You don’t have to toss a bucket of sand onto our floor, unfold a beach chair, slather your face with SPF 50, erect a striped umbrella, or even think about flip flops in order to bring the beach to Peaks and Pints. Enter tropical craft beer. Brewers have created beers that taste like a Hawaiian vacation. Many of the recently released hops have flavors and aromas ripped from a fruit bowl, including Citra (papaya, mango), El Dorado (watermelon, pears), Galaxy (peach, melons), Hull Melon (honeydew), Mosaic (berries), Sterling (sweet grass) and Sorachi Ace (lemons). Dial up a recipe with these hops, used later in the brewing to emphasize flavor and aroma, not bitterness, and you can create a juicy beer that’ll rival a Mai Tai for all your tropical-drinking pleasure. Peaks and Pints heads to the beach today with Craft Beer Crosscut 9.25.17: A Flight of Beach.
Green Flash Passion Fruit Kicker
5.5% ABV, 5 IBU
Despite being well known throughout the world for making great hoppy beers, the Lupulin-obsessed brewers at Green Flash feel the need to keep pushing the envelope rather than resting on their green, leafy laurels. Enter Passion Fruit Kicker, an India pale ale brewed with wheat malt, 2-row malted barley and dry-hopped with experimental hop cultivars so even the brewers aren’t sure how it’ll turn out. And here’s the kicker: the beer is aged in oak barrels and has tart, tangy passion fruit added to the mix for an escapism IPA unlike any other.
Avery Liliko’i Kepolo
5.4% ABV, 10 IBU
The Liliko’i Kepolo (hard to say, easy to drink) from Avery Brewing is an unexpected delight! We don’t typically expect witbiers to be this interesting, original or surprisingly tart. It looks like your average Wit, with minimal, fine white foam over a hazy straw body, but lean in for a whiff and up wafts strong passion fruit, a little citrus and banana, coriander, and some creamy wheat malts. To taste, there’s an underlying spice throughout, but it starts off with a tart, citrusy bite, possibly due to the Bravo and Sterling hops. The passionfruit is evident, though not as heavy as on the nose, and the fuzzy mouthfeel reminds us of biting into a peach. The Liliko’i is a delicious, fun, and unique diversion from a autumn Monday.
O-Town Tropical Cream
5% ABV, 24 IBU
The American cream ale style emerged prior to Prohibition as brewers looked for a beer to compete with the emerging popularity of American light lager. Cream ale is light and easy drinking. It’s often overlooked among craft beer enthusiasts because it comes off as a little too “big brewery,” with its clean, non-offensive personality, which some mistake as bland … unless it receives the O-Town Brewing treatment. O-Town’s Tropical Cream is just that, with coconut, key lime and mango plus a smooth mouthfeel and finish.
Breakside Beachcomber
9.2% ABV, 25 IBU
Portland’s Breakside Brewery has tiki on the brain. Its strong golden ale Beachcomber with fresh ginger and Belgian yeast strains ages 11 months in Caribbean rum barrels, developing rich notes of coconut, molasses and burnt sugar. Breakside thought the flavors pointed so clearly toward tiki cocktails that the brewers decided to make a cocktail beer out of it, aging the beer on vanilla bean, toasted almond and a bit of lime zest. Mahalo!

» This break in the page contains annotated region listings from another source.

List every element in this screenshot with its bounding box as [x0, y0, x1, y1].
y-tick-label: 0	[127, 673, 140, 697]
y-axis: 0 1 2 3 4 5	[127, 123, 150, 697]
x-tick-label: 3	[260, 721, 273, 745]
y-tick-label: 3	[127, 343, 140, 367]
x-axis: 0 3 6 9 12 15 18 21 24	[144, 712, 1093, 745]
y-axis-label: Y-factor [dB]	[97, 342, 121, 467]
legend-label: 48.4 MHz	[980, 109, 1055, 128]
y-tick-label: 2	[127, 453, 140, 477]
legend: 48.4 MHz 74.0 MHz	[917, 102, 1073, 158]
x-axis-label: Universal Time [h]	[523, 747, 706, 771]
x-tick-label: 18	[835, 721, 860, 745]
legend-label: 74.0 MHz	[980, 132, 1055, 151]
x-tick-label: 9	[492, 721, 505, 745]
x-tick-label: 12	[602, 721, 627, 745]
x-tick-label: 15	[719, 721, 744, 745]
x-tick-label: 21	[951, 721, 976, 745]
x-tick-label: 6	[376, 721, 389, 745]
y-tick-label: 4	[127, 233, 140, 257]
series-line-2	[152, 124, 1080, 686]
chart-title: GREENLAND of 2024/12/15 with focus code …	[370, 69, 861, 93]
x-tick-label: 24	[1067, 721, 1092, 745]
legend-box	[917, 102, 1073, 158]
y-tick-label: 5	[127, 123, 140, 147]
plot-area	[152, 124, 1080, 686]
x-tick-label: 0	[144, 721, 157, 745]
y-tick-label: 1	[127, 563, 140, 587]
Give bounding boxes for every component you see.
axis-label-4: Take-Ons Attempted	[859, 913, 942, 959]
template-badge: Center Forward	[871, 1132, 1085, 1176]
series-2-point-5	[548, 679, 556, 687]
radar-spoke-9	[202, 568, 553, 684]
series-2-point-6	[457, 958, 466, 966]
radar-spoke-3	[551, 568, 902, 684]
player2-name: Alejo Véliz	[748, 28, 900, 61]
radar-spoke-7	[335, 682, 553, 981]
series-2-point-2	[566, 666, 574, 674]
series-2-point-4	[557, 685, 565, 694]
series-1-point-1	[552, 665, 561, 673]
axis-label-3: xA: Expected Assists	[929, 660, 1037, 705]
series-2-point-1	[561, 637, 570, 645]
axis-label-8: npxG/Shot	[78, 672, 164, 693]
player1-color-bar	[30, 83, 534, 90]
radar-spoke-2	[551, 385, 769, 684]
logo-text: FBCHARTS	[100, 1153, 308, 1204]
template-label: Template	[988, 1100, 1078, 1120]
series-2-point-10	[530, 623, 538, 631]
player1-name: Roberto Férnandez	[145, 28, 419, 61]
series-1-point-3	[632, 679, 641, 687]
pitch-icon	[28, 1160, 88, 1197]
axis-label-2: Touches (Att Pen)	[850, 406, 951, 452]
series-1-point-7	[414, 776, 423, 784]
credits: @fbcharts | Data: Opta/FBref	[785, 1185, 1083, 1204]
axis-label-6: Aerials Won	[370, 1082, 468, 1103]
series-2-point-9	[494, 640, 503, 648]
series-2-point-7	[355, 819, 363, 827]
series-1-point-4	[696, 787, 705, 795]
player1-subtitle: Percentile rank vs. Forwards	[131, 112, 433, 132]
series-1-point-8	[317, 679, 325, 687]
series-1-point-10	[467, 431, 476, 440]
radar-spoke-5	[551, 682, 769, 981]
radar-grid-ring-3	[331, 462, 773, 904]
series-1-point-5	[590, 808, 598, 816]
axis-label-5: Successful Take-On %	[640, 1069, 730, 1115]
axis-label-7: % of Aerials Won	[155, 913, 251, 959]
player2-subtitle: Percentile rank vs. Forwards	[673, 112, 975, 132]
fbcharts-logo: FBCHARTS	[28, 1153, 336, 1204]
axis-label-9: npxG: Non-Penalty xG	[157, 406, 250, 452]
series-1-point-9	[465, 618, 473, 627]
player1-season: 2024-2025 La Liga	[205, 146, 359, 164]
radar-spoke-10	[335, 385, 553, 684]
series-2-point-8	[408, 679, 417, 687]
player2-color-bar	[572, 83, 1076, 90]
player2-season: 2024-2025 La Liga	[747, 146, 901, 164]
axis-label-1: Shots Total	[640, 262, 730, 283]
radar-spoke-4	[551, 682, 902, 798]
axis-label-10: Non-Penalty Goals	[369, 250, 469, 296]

Maui Brewing Coconut Hiwa Porter
6% ABV, 30 IBU
Brewed with hand-toasted coconut and six varieties of malted barley, Maui Brewing‘s Coconut Hiwa Porter is a very dark, almost impenetrable, black coffee color. The aroma recalls baked coconut macaroons or, on the other end of the spectrum, coconut suntan lotion. The coconut flavor is present, but not overwhelming in the mouth, along with other roasted earthy lactose flavors.